Эти сатирики XVIII века прежде всего пессимистичны. Мир для них не только неразумно устроен, но как бы и неразумно задуман, — это именно и лежит в основе мудрости и отчаяния Свифта и Лискова. Подобный пессимизм порождался сохранением противоречий и оков феодализма и усилением — особенно в Англии — противоречий буржуазного уклада. Если «глупый мир» Эразма поддавался четкому членению и точной классификации, то теперь возникает тенденция к смешиванию и переплетению самых различных его сторон. Определяющая роль разума оказывается сильно ограниченной. Свое завершение и раскрытие этот процесс получит у Стерна, у которого неразумность найдет даже свое подлинное, не ироническое оправдание (ибо Стерн восхваляет не столько разумность, сколько чудаковатость).
Весь стиль ранней жан-полевской сатиры, вся система его метафор и образов направлены на разрушение «разумной классификации» мира.
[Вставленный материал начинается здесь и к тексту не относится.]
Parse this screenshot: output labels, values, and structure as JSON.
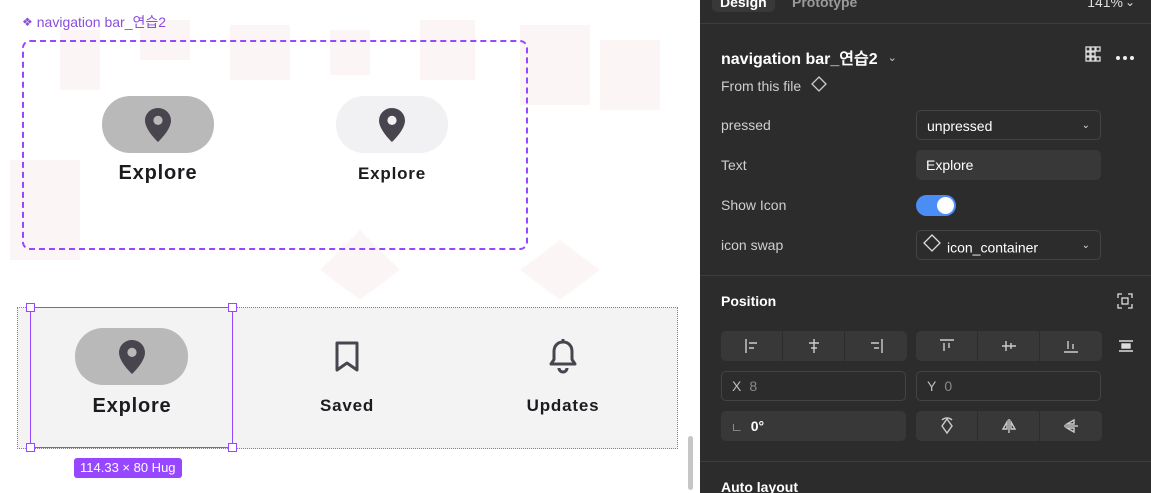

Действительность, изображаемая Жан-Полем, бессистемна и хаотична. Одна мысль перебивает другую, сопоставляются самые неожиданные и противоречивые вещи, и тем самым подчеркивается нелепость мира.
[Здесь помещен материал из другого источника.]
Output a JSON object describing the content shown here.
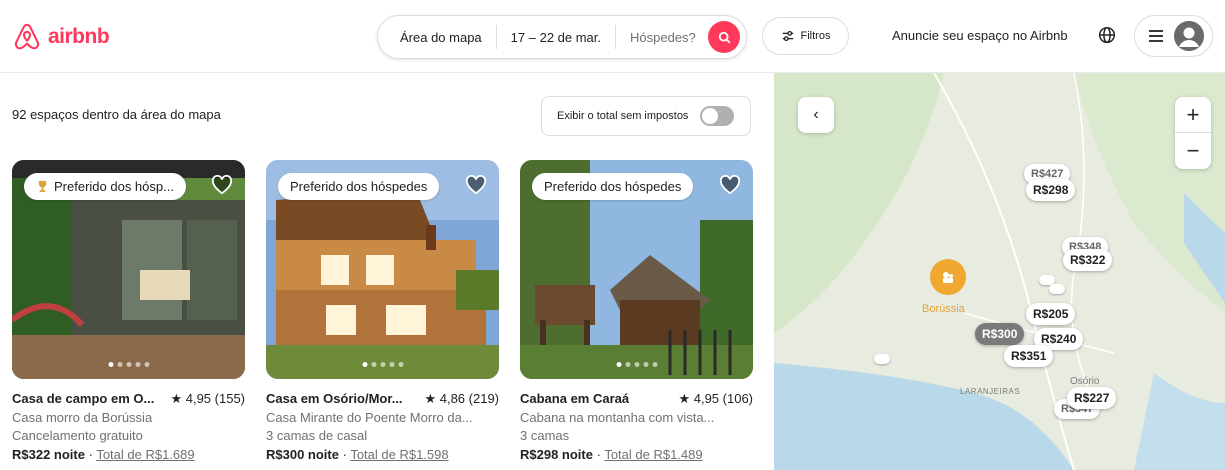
{
  "header": {
    "logo_text": "airbnb",
    "search": {
      "area": "Área do mapa",
      "dates": "17 – 22 de mar.",
      "guests_placeholder": "Hóspedes?"
    },
    "filters_label": "Filtros",
    "host_link": "Anuncie seu espaço no Airbnb"
  },
  "results": {
    "count_text": "92 espaços dentro da área do mapa",
    "tax_toggle_label": "Exibir o total sem impostos",
    "tax_toggle_on": false
  },
  "listings": [
    {
      "badge": "Preferido dos hósp...",
      "title": "Casa de campo em O...",
      "rating": "★ 4,95 (155)",
      "subtitle": "Casa morro da Borússia",
      "detail": "Cancelamento gratuito",
      "price": "R$322 noite",
      "separator": " · ",
      "total": "Total de R$1.689"
    },
    {
      "badge": "Preferido dos hóspedes",
      "title": "Casa em Osório/Mor...",
      "rating": "★ 4,86 (219)",
      "subtitle": "Casa Mirante do Poente Morro da...",
      "detail": "3 camas de casal",
      "price": "R$300 noite",
      "separator": " · ",
      "total": "Total de R$1.598"
    },
    {
      "badge": "Preferido dos hóspedes",
      "title": "Cabana em Caraá",
      "rating": "★ 4,95 (106)",
      "subtitle": "Cabana na montanha com vista...",
      "detail": "3 camas",
      "price": "R$298 noite",
      "separator": " · ",
      "total": "Total de R$1.489"
    }
  ],
  "map": {
    "back_label": "‹",
    "zoom_in": "+",
    "zoom_out": "−",
    "poi_label": "Borússia",
    "places": [
      "LARANJEIRAS",
      "Osório"
    ],
    "pins": [
      "R$427",
      "R$298",
      "R$348",
      "R$322",
      "R$205",
      "R$300",
      "R$240",
      "R$351",
      "R$347",
      "R$227"
    ]
  },
  "colors": {
    "brand": "#ff385c",
    "map_land": "#e8ece0",
    "map_green": "#d3e8c8",
    "map_water": "#b9d9ea",
    "poi": "#f0a830"
  }
}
Во внешнем строении своей сатиры Жан-Поль пытается остаться на позициях Эразма. Так, ряд глав «Гренландских процессов» в известной мере подражает эразмовскому жанру. Например, одна посвящена геологам, другая женщинам и щеголям, словом, они «систематизируют» мир.
Однако жан-полевская классификация мира отлична от эразмовской в самом существенном. Всеобщность охвата эразмовской сатиры у него отсутствует. Эразм давал очерк всего общества, Жан-Поль дает лишь отдельные, частные стороны его. В этом отношении Жан-Поль следует за традициями немецкой бюргерской сатиры, в первую очередь за Рабенером, в творчестве которого сказалась вся слабость, вся мещанская ограниченность немецкого буржуазного развития. Рабенер и бесчисленные немецкие бытописательные журналы XVIII века, так называемые «моральные еженедельники», резко ограничивали свою тематику явлениями мещанской повседневной жизни, типами ученых-педантов, модничающих женщин, захолустных сельских дворян и т. п. Ряд социальных тем с самого начала исключался Рабенером из сферы ведения бюргерской сатиры: прежде всего религия, затем «великие мира сего». Правда, ранний Жан-Поль нередко выходит за рамки рабенеровской сатиры, но основное различие между ними все же не тематическое. Политический пыл Жан-Поля не идет ни в какое сравнение с осторожностью Рабенера. Антидворянские устремления свойственны им обоим, но насколько злее и убийственнее характеристика дворянства у Жан-Поля!